Targeted inactivation of myogenic factor genes reveals their role during mouse myogenesis: a review.

The role of the four myogenic regulating genes Myf-5, myogenin, MyoD, and MRF4 (herculin, Myf-6) during mouse embryogenesis has been investigated by targeted gene inactivation. Null mutations for the MyoD gene generate no skeletal muscle phenotype due to a compensatory activation of the Myf-5 gene. Mice carrying a homozygous Myf-5 mutation exert considerably delayed myotome formation with unexpected consequences. While skeletal myogenesis in these mutant mice resumes normally at the onset of MyoD expression, a skeletal defect of the ribs persists. Apparently, Myf-5 and MyoD individually are not absolutely essential for skeletal muscle development, most likely because they have overlapping or redundant functions. In fact, double mutants lacking both, MyoD and Myf-5, fail to develop skeletal musculature and the muscle forming regions seem to be devoid of myoblasts. Homozygous inactivation of the myogenin gene leads to drastically reduced myofiber formation.
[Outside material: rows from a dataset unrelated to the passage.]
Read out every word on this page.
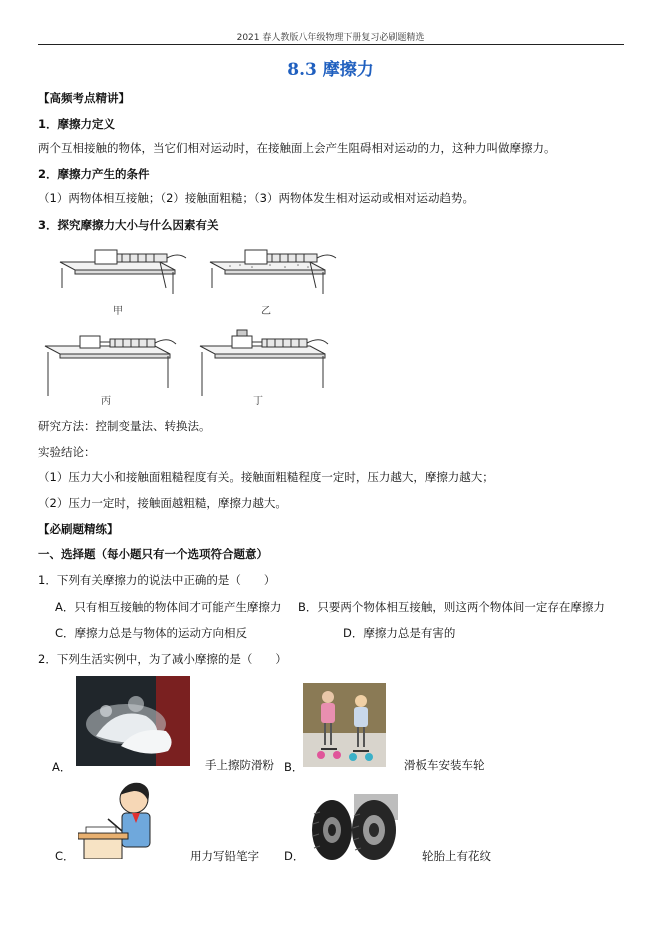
2021 春人教版八年级物理下册复习必刷题精选
8.3 摩擦力
【高频考点精讲】
1．摩擦力定义
两个互相接触的物体，当它们相对运动时，在接触面上会产生阻碍相对运动的力，这种力叫做摩擦力。
2．摩擦力产生的条件
（1）两物体相互接触；（2）接触面粗糙；（3）两物体发生相对运动或相对运动趋势。
3．探究摩擦力大小与什么因素有关
甲	乙
丙	丁
研究方法：控制变量法、转换法。
实验结论：
（1）压力大小和接触面粗糙程度有关。接触面粗糙程度一定时，压力越大，摩擦力越大；
（2）压力一定时，接触面越粗糙，摩擦力越大。
【必刷题精练】
一、选择题（每小题只有一个选项符合题意）
1．下列有关摩擦力的说法中正确的是（　　）
A．只有相互接触的物体间才可能产生摩擦力 B．只要两个物体相互接触，则这两个物体间一定存在摩擦力
C．摩擦力总是与物体的运动方向相反	D．摩擦力总是有害的
2．下列生活实例中，为了减小摩擦的是（　　）
A．	手上擦防滑粉 B．	滑板车安装车轮
C．	用力写铅笔字 D．	轮胎上有花纹
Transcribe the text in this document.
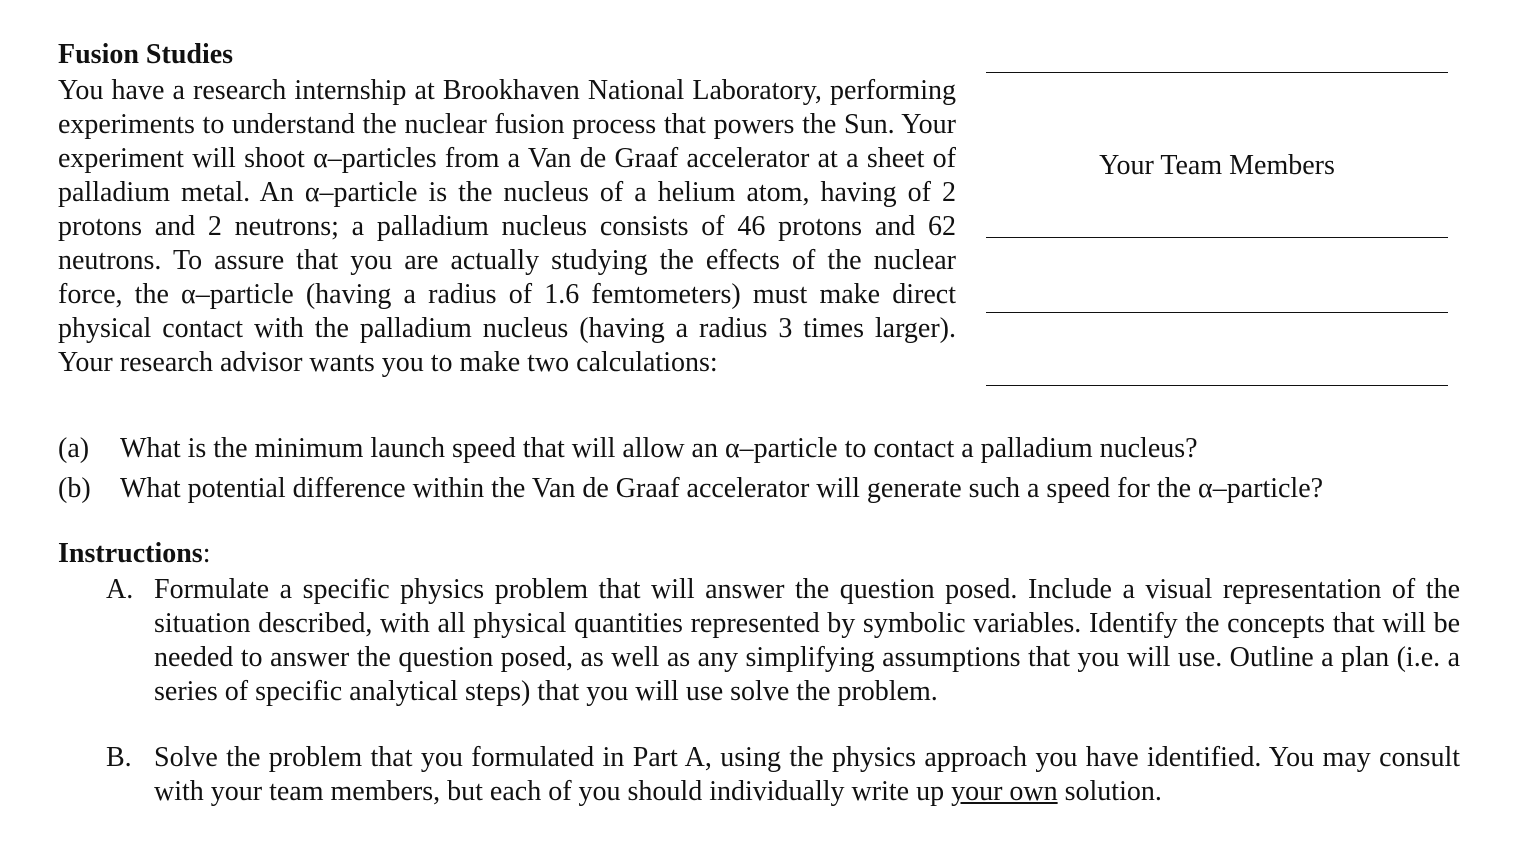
Fusion Studies

You have a research internship at Brookhaven National Laboratory, performing experiments to understand the nuclear fusion process that powers the Sun. Your experiment will shoot α–particles from a Van de Graaf accelerator at a sheet of palladium metal. An α–particle is the nucleus of a helium atom, having of 2 protons and 2 neutrons; a palladium nucleus consists of 46 protons and 62 neutrons. To assure that you are actually studying the effects of the nuclear force, the α–particle (having a radius of 1.6 femtometers) must make direct physical contact with the palladium nucleus (having a radius 3 times larger). Your research advisor wants you to make two calculations:

Your Team Members
(a) What is the minimum launch speed that will allow an α–particle to contact a palladium nucleus?
(b) What potential difference within the Van de Graaf accelerator will generate such a speed for the α–particle?
Instructions:
A. Formulate a specific physics problem that will answer the question posed. Include a visual representation of the situation described, with all physical quantities represented by symbolic variables. Identify the concepts that will be needed to answer the question posed, as well as any simplifying assumptions that you will use. Outline a plan (i.e. a series of specific analytical steps) that you will use solve the problem.
B. Solve the problem that you formulated in Part A, using the physics approach you have identified. You may consult with your team members, but each of you should individually write up your own solution.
These mice accumulate apparently normal numbers of myoblasts which are arrested in their terminal differentiation program. Myf-6 null mutant mice exhibit drastically reduced expression of Myf-5 for reasons presently unknown. The phenotype is very similar to Myf-5 mutants with an additional reduction of deep back muscles and minor alterations in sarcomeric protein isoforms. Based on the phenotypes obtained from these various gene "knock-out" mice, we now begin to understand the regulatory network and the homostatic relationship of genes which are critically involved in myogenesis of vertebrates.